DedupEndNote - deduplicate 2 files

1a. OLD records


1b. NEW records


2. START

3. RESULT

Progress

Waiting for new input file ...

Steps

(The names of the EndNote databases and the RIS files are just examples)

  1. Export your existing EndNote database OLD as a RIS file OLD_RECORDS.txt
  2. Import the results from the second query into a new EndNote database NEW
  3. Export the NEW EndNote database as NEW_RECORDS.txt
  4. Upload these 2 RIS files on this page
  5. DedupEndNote will deduplicate both files, and save only the records from NEW_RECORDS.txt which are not present in OLD_RECORDS.txt. If a record occurs multiple times in NEW_RECORDS.txt, it will be saved only once
  6. Save the result file as a local file (NEW_RECORDS_deduplicated.txt)
  7. Import NEW_RECORDS_deduplicated.txt in a new EndNote database if you want only to see the new records. Otherwise, import them into EndNote database OLD

Why deduplicate 2 files?

  • You have executed a query in a bibliographic database (e.g. PubMed) and imported the results in an EndNote database. Some time later you execute that query again (maybe after changing the query) in the same bibliographic database or a another query in another bibliographic database. You want to know which results from the second query are not present yet in the existing EndNote database.
  • You have assigned the records in the original EndNote database to several groups. If you add records from a new query to that EndNote database and deduplicate all records with DedupEndNote, you would lose that grouping information: EndNote export files do not retain grouping information!
  • You have results from several bibliographic databases (PubMed, Cochrane, EMBASE, ...) and no EndNote database yet. You prefer PubMed records above Cochrane records above EMBASE records ... (when a duplicate set has PubMed, Cochrane and EMBASE records, you want the PubMed record, when it has Cochrane and EMBASE records, you want the Cochrane record, ...).
    Steps:
    1. import the results in EndNote databases PUBMED, COCHRANE and EMBASE
    2. export these EndNote databases as PUBMED_RECORDS.txt, COCHRANE_RECORDS.txt, EMBASE_RECORDS.txt
    3. deduplicate PUBMED_RECORDS.txt as 1 file, import PUBMED_RECORDS_deduplicated.txt into a new EndNote database ALL
    4. export the EndNote database ALL as ALL_RECORDS.txt
    5. deduplicate ALL_RECORDS.txt and COCHRANE_RECORDS.txt as 2 files, and import COCHRANE_RECORDS_deduplicated.txt into EndNote database ALL
    6. repeat steps 4 and 5 for the other EndNote export files from step 2

    See also the FAQ for another way to achieve this.

Mark Mode

In Mark mode the duplicate records in the file with new records are marked with the IDs of the first record of a set of duplicate records. If the duplicate record was found in the file with old records, the ID is preceded with "-". When a record has no duplicates, no ID is used. The input file with new records is copied to the output file but the IDs of the duplicate records are written to the Label field ("LB"). The original content of the Label field is overwritten! The DOI and Pages fields are not changed.
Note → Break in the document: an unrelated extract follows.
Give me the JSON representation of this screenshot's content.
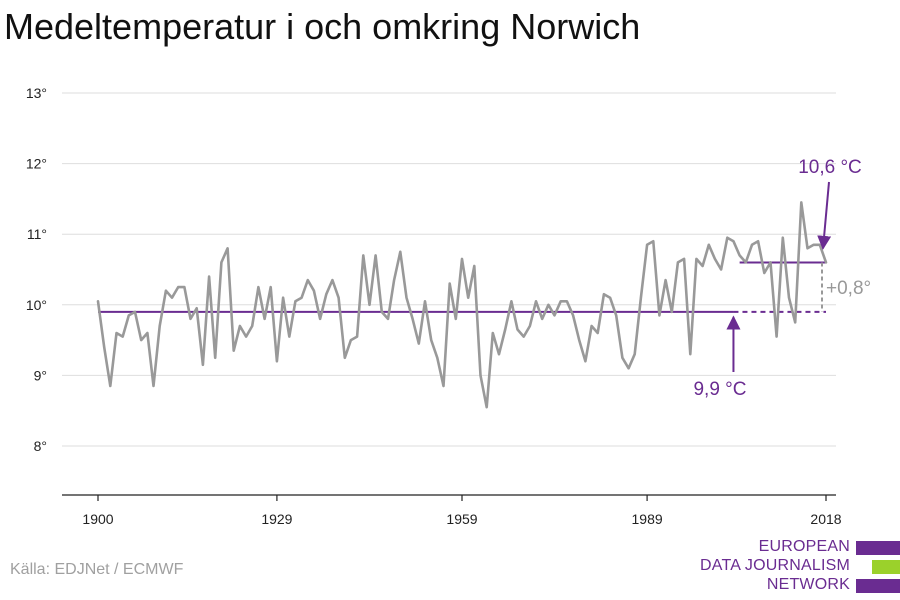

After importing the result file ("..._mark.txt") into a new EndNote database, making the Label field visible, and sorting on the Label field:

  • records without Label content were unique in both files
  • records with a negative Label were already present in the file with old records
  • records with a positive Label had duplicates in the file with new records

Caveat

  • If you have deleted records in the original EndNote database, and the second set contains records which are duplicates of the deleted records, these records from the second set will be present in the deduplication results. See the FAQ for a solution with new projects.
  • DO NOT use the output file of a deduplication as an inputfile for another deduplication. The first output must first be imported in an EndNote database (acquiring ID's) and exported again. This export file (with the ID's) can be used as inputfile for the another deduplication.
  • Updates in the new file for ahead-of-print publications in the old file will NOT appear in the result file!